Of course they are right. We all want good things to flow in our lives and want the benefit of forgiveness for ourselves but it’s not something that comes easily. Somehow the work of holding tight and wishing others would see the error of their ways seems easier though it is really much more difficult than letting it go.
So my quest has begun. As is my habit I want to make sure I do it right so I researched the subject, looking for a formula that I can apply to the situation. I even Googled it. There were hundreds of options but one stood out. An outline on how to forgive by Wayne Dyer seemed the best but 15 steps seem so daunting. How can I ever remember all of this? How can I make it work? How do I apply it to the situation/s I need to forgive? What if I don’t do it right?
I make things so complicated…so impossible for myself.
And then I walked through the yard and heard a grasshopper singing. The closer I got the louder it was. If I didn’t want to hear it I could move away. If I decided to laugh at it the sound was fun and joyful. If I decided it was annoying then it was just that. That critter wasn’t trying to change anything about me or my life, it was just being a grasshopper.
That’s how I have to look at the situations and people who have hurt me. They weren’t trying to hurt me they were just being who they are and doing what they do. They were just being grasshoppers. If someone else had been in that place at that time they would have suffered the same treatment. It’s not about me. I need to learn to let it go and not take things so personally. How people treat me is not a reflection on me. It’s a reflection on them and knowing that it is easier to find compassion for them.
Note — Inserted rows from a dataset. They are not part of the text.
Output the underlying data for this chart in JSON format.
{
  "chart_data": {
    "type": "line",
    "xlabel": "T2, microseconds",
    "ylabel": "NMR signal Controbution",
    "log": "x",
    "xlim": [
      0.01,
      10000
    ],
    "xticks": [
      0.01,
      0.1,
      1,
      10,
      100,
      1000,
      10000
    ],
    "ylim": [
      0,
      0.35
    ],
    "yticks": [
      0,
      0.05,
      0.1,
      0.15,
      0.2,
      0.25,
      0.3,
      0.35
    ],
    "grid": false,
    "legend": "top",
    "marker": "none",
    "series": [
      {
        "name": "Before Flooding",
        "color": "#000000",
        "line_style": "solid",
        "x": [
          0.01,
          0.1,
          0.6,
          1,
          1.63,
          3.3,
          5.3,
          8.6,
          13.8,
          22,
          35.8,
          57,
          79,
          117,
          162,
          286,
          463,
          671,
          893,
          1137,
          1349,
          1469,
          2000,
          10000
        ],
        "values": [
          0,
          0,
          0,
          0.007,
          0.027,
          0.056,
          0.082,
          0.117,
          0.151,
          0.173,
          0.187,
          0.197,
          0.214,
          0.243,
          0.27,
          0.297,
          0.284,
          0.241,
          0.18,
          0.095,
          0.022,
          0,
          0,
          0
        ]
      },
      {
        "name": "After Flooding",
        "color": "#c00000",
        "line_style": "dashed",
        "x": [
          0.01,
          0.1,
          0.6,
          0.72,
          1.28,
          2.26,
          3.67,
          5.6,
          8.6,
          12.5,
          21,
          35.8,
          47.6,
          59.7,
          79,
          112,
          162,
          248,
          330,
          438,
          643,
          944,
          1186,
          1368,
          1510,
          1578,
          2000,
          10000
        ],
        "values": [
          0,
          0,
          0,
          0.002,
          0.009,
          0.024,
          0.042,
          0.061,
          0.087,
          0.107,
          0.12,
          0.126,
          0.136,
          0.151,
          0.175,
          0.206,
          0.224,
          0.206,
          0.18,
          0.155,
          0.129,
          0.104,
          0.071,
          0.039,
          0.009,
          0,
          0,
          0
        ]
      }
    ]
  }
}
The person who enlightened me suggested I write the names on paper and then light them on fire. A great idea but I don’t want to start a bonfire. It’s not a bad idea though and the symbolic gesture may have some lasting impact.
So will I go for the very complicated 15 steps?
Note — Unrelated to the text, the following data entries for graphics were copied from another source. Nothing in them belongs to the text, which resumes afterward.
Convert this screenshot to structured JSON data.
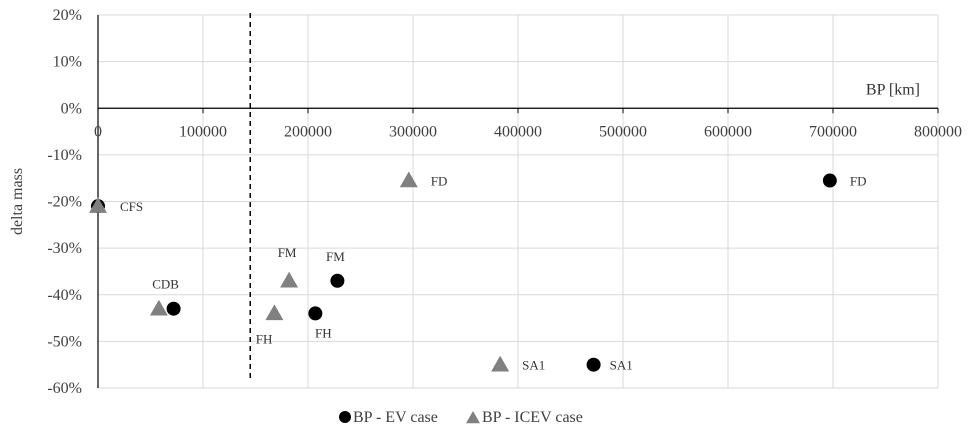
{
  "chart_data": {
    "type": "scatter",
    "xlabel": "BP [km]",
    "ylabel": "delta mass",
    "xlim": [
      0,
      800000
    ],
    "ylim": [
      -60,
      20
    ],
    "x_ticks": [
      0,
      100000,
      200000,
      300000,
      400000,
      500000,
      600000,
      700000,
      800000
    ],
    "x_tick_labels": [
      "0",
      "100000",
      "200000",
      "300000",
      "400000",
      "500000",
      "600000",
      "700000",
      "800000"
    ],
    "y_ticks": [
      20,
      10,
      0,
      -10,
      -20,
      -30,
      -40,
      -50,
      -60
    ],
    "y_tick_labels": [
      "20%",
      "10%",
      "0%",
      "-10%",
      "-20%",
      "-30%",
      "-40%",
      "-50%",
      "-60%"
    ],
    "grid": true,
    "legend_position": "bottom",
    "reference_line": {
      "x": 145000,
      "style": "dashed"
    },
    "series": [
      {
        "name": "BP - EV case",
        "marker": "circle",
        "color": "#000000",
        "points": [
          {
            "x": 0,
            "y": -21,
            "label": "CFS"
          },
          {
            "x": 72000,
            "y": -43,
            "label": "CDB"
          },
          {
            "x": 207000,
            "y": -44,
            "label": "FH"
          },
          {
            "x": 228000,
            "y": -37,
            "label": "FM"
          },
          {
            "x": 697000,
            "y": -15.5,
            "label": "FD"
          },
          {
            "x": 472000,
            "y": -55,
            "label": "SA1"
          }
        ]
      },
      {
        "name": "BP - ICEV case",
        "marker": "triangle",
        "color": "#808080",
        "points": [
          {
            "x": 0,
            "y": -21,
            "label": ""
          },
          {
            "x": 58000,
            "y": -43,
            "label": ""
          },
          {
            "x": 168000,
            "y": -44,
            "label": "FH"
          },
          {
            "x": 182000,
            "y": -37,
            "label": "FM"
          },
          {
            "x": 296000,
            "y": -15.5,
            "label": "FD"
          },
          {
            "x": 383000,
            "y": -55,
            "label": "SA1"
          }
        ]
      }
    ]
  }
}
I think not. I’ve come upon an easier way:
- When someone comes to mind who has hurt me I quietly remind myself that it is my wish to forgive them, hard as that may be, and I do it.
- Then I say a little prayer for them and the people in their lives. (This is not easy. Sometimes I have to go back to #1 and do a little work on the forgiving part.)
- Let it go and when it tries to come back
- repeat the process or
- write the name on a small piece of paper and burn it in a safe place.
Note: Very often when I’m reflecting about people or things which need to be forgiven I discover I hold much unforgiveness for myself about the situations so I need to include me in the list. Perhaps the hardest of the lot to forgive but also the most necessary.
Moving on to better things and opening to great possibilities.
Be sure to listen to the grasshopper.